Whats jokes
Q: What’s the difference between a priest and McDonald’s?
A: Nothing! They both stick their meat in 10 year old buns.
What's your favorite Fortnite location? Mine is Tilted Toers. 😂
What is 6" long, bright red, and your wife cries when you feed it to her?
Her miscarriage.
Sherlock Holmes and Dr. Watson were out on a hike. They had been going all day, so they decided to make camp and stay for the night. They both woke up at 3 A.M.
Holmes said, "Look up, Watson, what can you see?"
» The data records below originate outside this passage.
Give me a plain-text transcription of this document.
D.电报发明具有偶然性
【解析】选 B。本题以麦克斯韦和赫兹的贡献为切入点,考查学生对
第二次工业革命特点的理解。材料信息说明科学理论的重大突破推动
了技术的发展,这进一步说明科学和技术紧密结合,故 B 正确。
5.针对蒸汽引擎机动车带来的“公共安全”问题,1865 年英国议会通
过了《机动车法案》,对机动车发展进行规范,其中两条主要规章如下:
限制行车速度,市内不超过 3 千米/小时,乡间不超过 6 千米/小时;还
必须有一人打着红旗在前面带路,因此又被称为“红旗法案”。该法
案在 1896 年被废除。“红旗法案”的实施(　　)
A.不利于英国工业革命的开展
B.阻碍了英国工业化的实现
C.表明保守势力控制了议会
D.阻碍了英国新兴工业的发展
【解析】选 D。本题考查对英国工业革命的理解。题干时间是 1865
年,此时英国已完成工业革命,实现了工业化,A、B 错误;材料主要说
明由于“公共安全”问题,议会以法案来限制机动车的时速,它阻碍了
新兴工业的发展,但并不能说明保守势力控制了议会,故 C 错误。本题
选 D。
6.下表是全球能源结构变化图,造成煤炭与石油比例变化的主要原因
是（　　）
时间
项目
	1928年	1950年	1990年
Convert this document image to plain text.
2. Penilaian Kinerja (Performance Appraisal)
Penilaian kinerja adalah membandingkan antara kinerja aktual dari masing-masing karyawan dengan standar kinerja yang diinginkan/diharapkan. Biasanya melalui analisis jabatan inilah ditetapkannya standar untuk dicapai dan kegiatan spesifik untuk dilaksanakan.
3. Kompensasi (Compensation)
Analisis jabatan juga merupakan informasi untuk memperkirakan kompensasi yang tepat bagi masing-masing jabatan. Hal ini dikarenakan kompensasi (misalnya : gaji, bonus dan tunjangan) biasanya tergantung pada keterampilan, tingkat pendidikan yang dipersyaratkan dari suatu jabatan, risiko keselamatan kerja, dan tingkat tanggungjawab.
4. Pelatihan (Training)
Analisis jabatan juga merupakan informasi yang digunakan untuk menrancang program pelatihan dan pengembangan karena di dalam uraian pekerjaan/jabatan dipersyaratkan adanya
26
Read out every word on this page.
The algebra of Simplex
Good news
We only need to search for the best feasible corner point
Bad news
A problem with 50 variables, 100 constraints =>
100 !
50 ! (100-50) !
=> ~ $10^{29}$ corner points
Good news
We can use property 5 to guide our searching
"Judging from the position of the stars, it looks like it's about 3 A.M."
"What else, Watson?"
"It looks like it will be a beautiful day tomorrow."
"What Else, Watson?"
"What am I supposed to see, Holmes?"
"Elementary my dear Watson, someone stole our tent!"
Hey guys, I just wanna say what happened to Kanye; he is one of my favorite rappers, and he’s going through a hard time. I don’t see why people can’t just spread love and kindness like me💕
I think that Kanye was right to say what he said. I completely support him, and I don’t understand why people hate on him for using his 1st amendment, and Yeezy should be sued for it.
Quote of the day: Love bests hate as for hate is the killer of friendships - Collin Kaepernick
A man was raping a woman and thought the year was 1970, and he exclaimed to the judge later that he was her husband.
She got sent to the Asylum for Hysteria.
Wait, what? Was he actually her husband?
He was a Christian, so that actually meant he was AFTER the rape.
Wait, what? The Bible doesn't say that.
Actually yes, it does, and marital rape was legal until 1990.
WAIT WHAT? That's not funny.
I'll tell ya what's funny, that you think the women have nothing to complain about.
Little Johnny asked the teacher why you were no shirt. Teacher says, "Because I want to." The teacher drops her pencil and picks it up. The class starts laughing.
"What's so funny?" A kid took off your bra, and we see your squish sexy boobs.
What's a Fortnite player's favorite era? The 90s!
What did the snake say to the mouse? HAHAHAHAHAHAHAHAH
What's the best way to get ten babies in a bowl?
A blender.
What's the best way to get them out?
A blender.
What did Caesar’s cat say to him?
Nothing. Cats don’t talk.
What's the best thing about twenty-one year olds?
There's twenty-one of them.
Me playing a game...
What did God just stop? Are hearts cause we didn't kill each other.
Like if that was good.
What's red and bad for your teeth?
A brick.
What do you call a lazy potato chip? Lays!
What's the difference between a spare tire and dead hookers? I don't have 8 spare tires in my trunk.
Robin asks Batman what he is getting his parents for Christmas. Batman gets mad, slaps Robin, and runs off crying.
Now you know why Batman Beyond was born when Bruce died. cause of death: suicide
What's the difference between my imaginary friend and God?
None.
They're both imaginary.
Son: I heard mom got stung by a few bees this morning. Is she ok? Hospital?
Dad: She's ok now, no hospital.
Dad: She had to take the deep penis.
Son: Umm...... WHAT!?
Dad: I had to inject her with and EPIC PENIS.
Dad: Oh, for God's sakes.
Dad: Epi Pen.
What do you get when you cross a Cuban and corrupt dictator, Fidel Castro?